August 12, 1996

The inversion which had "capped" convection over the northern San Joaquin Valley over the weekend finally broke this morning, allowing for interesting weather to return to the area.....

At 0500 PDT this morning, I went outside to check the weather conditions. Radar had indicated light rain showers moving northwest towards Turlock throughout the predawn hours, so I went outside in hopes of seeing a few raindrops splatter on the ground. Instead, I was greeted to brilliant in-cloud (IC) and cloud-to-cloud (CC) lightning illuminating the southeastern sky. I watched the storm over the next few minutes to get an idea of movement and distance. I didn't hear any thunder, but additional IC and CC strikes illuminated a (high) cloud base, so I estimated the storm to be 30 mi to my ESE.

As the storm moved NW and daylight increased, I got a better view of the storm.
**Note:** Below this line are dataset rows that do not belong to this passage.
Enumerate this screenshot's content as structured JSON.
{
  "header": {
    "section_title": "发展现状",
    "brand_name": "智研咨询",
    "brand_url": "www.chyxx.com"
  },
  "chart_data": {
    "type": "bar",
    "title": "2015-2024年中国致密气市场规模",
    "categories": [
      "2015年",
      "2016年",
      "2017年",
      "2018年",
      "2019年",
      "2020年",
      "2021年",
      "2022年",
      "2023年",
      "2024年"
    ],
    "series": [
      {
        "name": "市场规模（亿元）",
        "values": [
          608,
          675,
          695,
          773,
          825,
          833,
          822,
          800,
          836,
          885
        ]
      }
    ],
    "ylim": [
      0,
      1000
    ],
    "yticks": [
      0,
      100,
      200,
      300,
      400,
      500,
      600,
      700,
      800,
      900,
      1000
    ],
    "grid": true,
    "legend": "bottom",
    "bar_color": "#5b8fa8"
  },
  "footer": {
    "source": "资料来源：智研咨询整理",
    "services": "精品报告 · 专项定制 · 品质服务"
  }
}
At 0515, I saw a cloud-to-ground (CG) strike to the E. At this time it became apparent that I better capture this light show on video. Unfortunately, the lightning decreased in frequency (about one strike every two or three minutes) while I videotaped, but I managed to get a spectacular CC strike just before the battery ran out.

Amid all the excitement, I had not yet contacted the National Weather Service in Sacramento. Thunderstorms had not been in the forecast, so imagine their surprise when the spotter phone rang at 0530! The surprise in the forecaster's voice was apparent when I informed him that lightning had been occurring to my east for the past 30 minutes. Within 15 minutes, the forecast for Zone 5 was amended to include thunderstorms north of Fresno, mainly along the foothills.

As that storm continued to drift NW, a new storm went up almost directly over Turlock. This storm actually manage to drop large raindrops at my location from 0542 to 0545, but the rainfall was not enough to measure. During this light shower, thunder boomed from CG strikes about three to five miles to my SW. This storm proved to be brief, as all lightning from this storm had stopped by 0600.

Meanwhile, the first storm maintained its intensity well after sunrise as it moved to my NE. Between 0600 and 0700, I estimated that the storm produced anywhere between 80 and 100 CG strikes to my NE. This storm did not appear to be producing much rain, so I became concerned that numerous fires were being set in that area. Sure enough, there were. As I type, numerous fires continue to burn to my NE, mainly in the Sierra Nevada foothills.

The activity appears to be over for the day, but the heat continues. After this morning's minimum of 76F, the maximum reached 107F. Those temperatures set new records for the day (previous record high minimum/maximum 75F and 103F, both in 1992). The trace of rainfall tied a record originally set in 1991.